Pourquoi les théories du complot sont-elles aussi présentes ? Car on accorde moins d’importance à la véracité et à l’exhaustivité des informations qu’à leur cohérence entre elles. Chaque théorie du complot est cohérente. Pourquoi Buch aurait-il jeté un avion sur les tours jumelles ? Pour déclarer la guerre et avoir du pétrole. Cohérent n’est-ce pas ? Pourtant, ce n’est pas forcément vrai.

Le problème de l’heuristique

Daniel Kahneman nous donne cette définition de l’heuristique :

Pour définir techniquement l’heuristique, on peut dire que c’est une procédure simple qui permet de trouver des réponses adéquates, bien que souvent imparfaites, à des questions difficiles.

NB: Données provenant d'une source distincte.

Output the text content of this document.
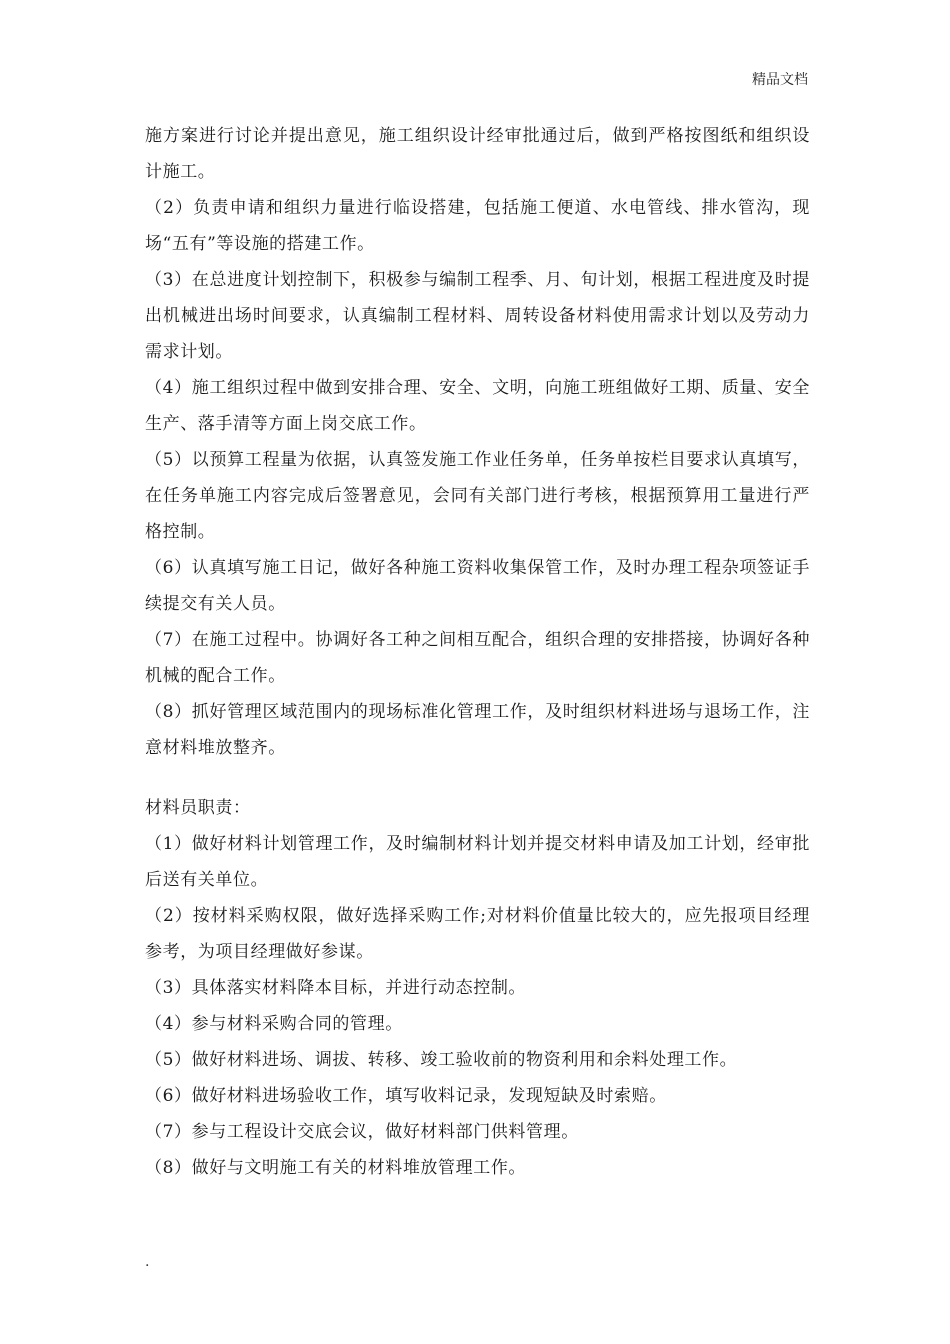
精品文档
施方案进行讨论并提出意见，施工组织设计经审批通过后，做到严格按图纸和组织设计施工。
（2）负责申请和组织力量进行临设搭建，包括施工便道、水电管线、排水管沟，现场“五有”等设施的搭建工作。
（3）在总进度计划控制下，积极参与编制工程季、月、旬计划，根据工程进度及时提出机械进出场时间要求，认真编制工程材料、周转设备材料使用需求计划以及劳动力需求计划。
（4）施工组织过程中做到安排合理、安全、文明，向施工班组做好工期、质量、安全生产、落手清等方面上岗交底工作。
（5）以预算工程量为依据，认真签发施工作业任务单，任务单按栏目要求认真填写，在任务单施工内容完成后签署意见，会同有关部门进行考核，根据预算用工量进行严格控制。
（6）认真填写施工日记，做好各种施工资料收集保管工作，及时办理工程杂项签证手续提交有关人员。
（7）在施工过程中。协调好各工种之间相互配合，组织合理的安排搭接，协调好各种机械的配合工作。
（8）抓好管理区域范围内的现场标准化管理工作，及时组织材料进场与退场工作，注意材料堆放整齐。

材料员职责：

（1）做好材料计划管理工作，及时编制材料计划并提交材料申请及加工计划，经审批后送有关单位。
（2）按材料采购权限，做好选择采购工作;对材料价值量比较大的，应先报项目经理参考，为项目经理做好参谋。
（3）具体落实材料降本目标，并进行动态控制。
（4）参与材料采购合同的管理。
（5）做好材料进场、调拔、转移、竣工验收前的物资利用和余料处理工作。
（6）做好材料进场验收工作，填写收料记录，发现短缺及时索赔。
（7）参与工程设计交底会议，做好材料部门供料管理。
（8）做好与文明施工有关的材料堆放管理工作。
.
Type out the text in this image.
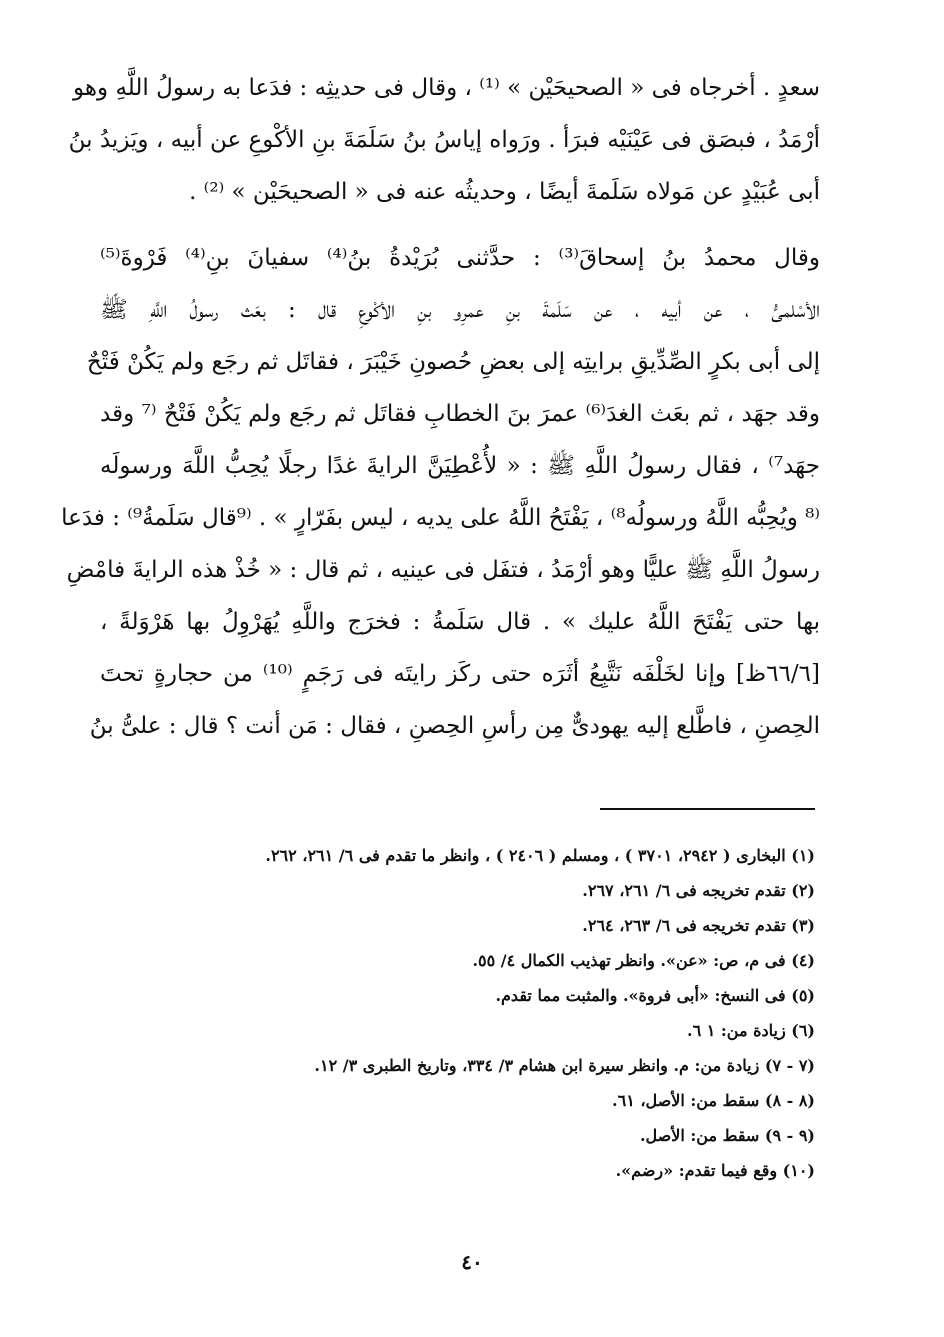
سعدٍ . أخرجاه فى « الصحيحَيْن » ⁽¹⁾ ، وقال فى حديثِه : فدَعا به رسولُ اللَّهِ وهو
أرْمَدُ ، فبصَق فى عَيْنَيْه فبرَأ . ورَواه إياسُ بنُ سَلَمَةَ بنِ الأكْوعِ عن أبيه ، ويَزيدُ بنُ
أبى عُبَيْدٍ عن مَولاه سَلَمةَ أيضًا ، وحديثُه عنه فى « الصحيحَيْن » ⁽²⁾ .
وقال محمدُ بنُ إسحاقَ⁽³⁾ : حدَّثنى بُرَيْدةُ بنُ⁽⁴⁾ سفيانَ بنِ⁽⁴⁾ فَرْوةَ⁽⁵⁾
الأسْلمىُّ ، عن أبيه ، عن سَلَمةَ بنِ عمرِو بنِ الأكْوعِ قال : بعَث رسولُ اللَّهِ ﷺ
إلى أبى بكرٍ الصِّدِّيقِ برايتِه إلى بعضِ حُصونِ خَيْبَرَ ، فقاتَل ثم رجَع ولم يَكُنْ فَتْحٌ
وقد جهَد ، ثم بعَث الغدَ⁽⁶⁾ عمرَ بنَ الخطابِ فقاتَل ثم رجَع ولم يَكُنْ فَتْحٌ ⁽⁷ وقد
جهَد⁷⁾ ، فقال رسولُ اللَّهِ ﷺ : « لأُعْطِيَنَّ الرايةَ غدًا رجلًا يُحِبُّ اللَّهَ ورسولَه
⁽⁸ ويُحِبُّه اللَّهُ ورسولُه⁸⁾ ، يَفْتَحُ اللَّهُ على يديه ، ليس بفَرّارٍ » . ⁽⁹قال سَلَمةُ⁹⁾ : فدَعا
رسولُ اللَّهِ ﷺ عليًّا وهو أرْمَدُ ، فتفَل فى عينيه ، ثم قال : « خُذْ هذه الرايةَ فامْضِ
بها حتى يَفْتَحَ اللَّهُ عليك » . قال سَلَمةُ : فخرَج واللَّهِ يُهَرْوِلُ بها هَرْوَلةً ،
[٦٦/٦ظ] وإنا لخَلْفَه نَتَّبِعُ أثَرَه حتى ركَز رايتَه فى رَجَمٍ ⁽¹⁰⁾ من حجارةٍ تحتَ
الحِصنِ ، فاطَّلع إليه يهودىٌّ مِن رأسِ الحِصنِ ، فقال : مَن أنت ؟ قال : علىُّ بنُ
(١) البخارى ( ٢٩٤٢، ٣٧٠١ ) ، ومسلم ( ٢٤٠٦ ) ، وانظر ما تقدم فى ٦/ ٢٦١، ٢٦٢.
(٢) تقدم تخريجه فى ٦/ ٢٦١، ٢٦٧.
(٣) تقدم تخريجه فى ٦/ ٢٦٣، ٢٦٤.
(٤) فى م، ص: «عن». وانظر تهذيب الكمال ٤/ ٥٥.
(٥) فى النسخ: «أبى فروة». والمثبت مما تقدم.
(٦) زيادة من: ١ ٦.
(٧ - ٧) زيادة من: م. وانظر سيرة ابن هشام ٣/ ٣٣٤، وتاريخ الطبرى ٣/ ١٢.
(٨ - ٨) سقط من: الأصل، ٦١.
(٩ - ٩) سقط من: الأصل.
(١٠) وقع فيما تقدم: «رضم».
٤٠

L’heuristique repose sur la rapidité d’exécution du système 1, sur l’aisance cognitive qu’il nous offre : nous réagissons et prenons rapidement des décisions et ces décisions nous permettent de réagir au mieux à une situation. C’est un moindre mal.

Une des heuristiques les plus courantes est l’heuristique de l’affect. C’est un exemple de substitution (concept que j’aborderai ultérieurement). L’heuristique de l’affect laisse ce que nous aimons ou détestons déterminer nos convictions dans le monde. C’est très pratique car cela permet de faciliter nos réponses à des questions complexes. Quand on va nous demander ce que l’on pense des actions menées par un président, notre système 1 va répondre à une question du type : qu’est-ce que je ressens au sujet de ce président ?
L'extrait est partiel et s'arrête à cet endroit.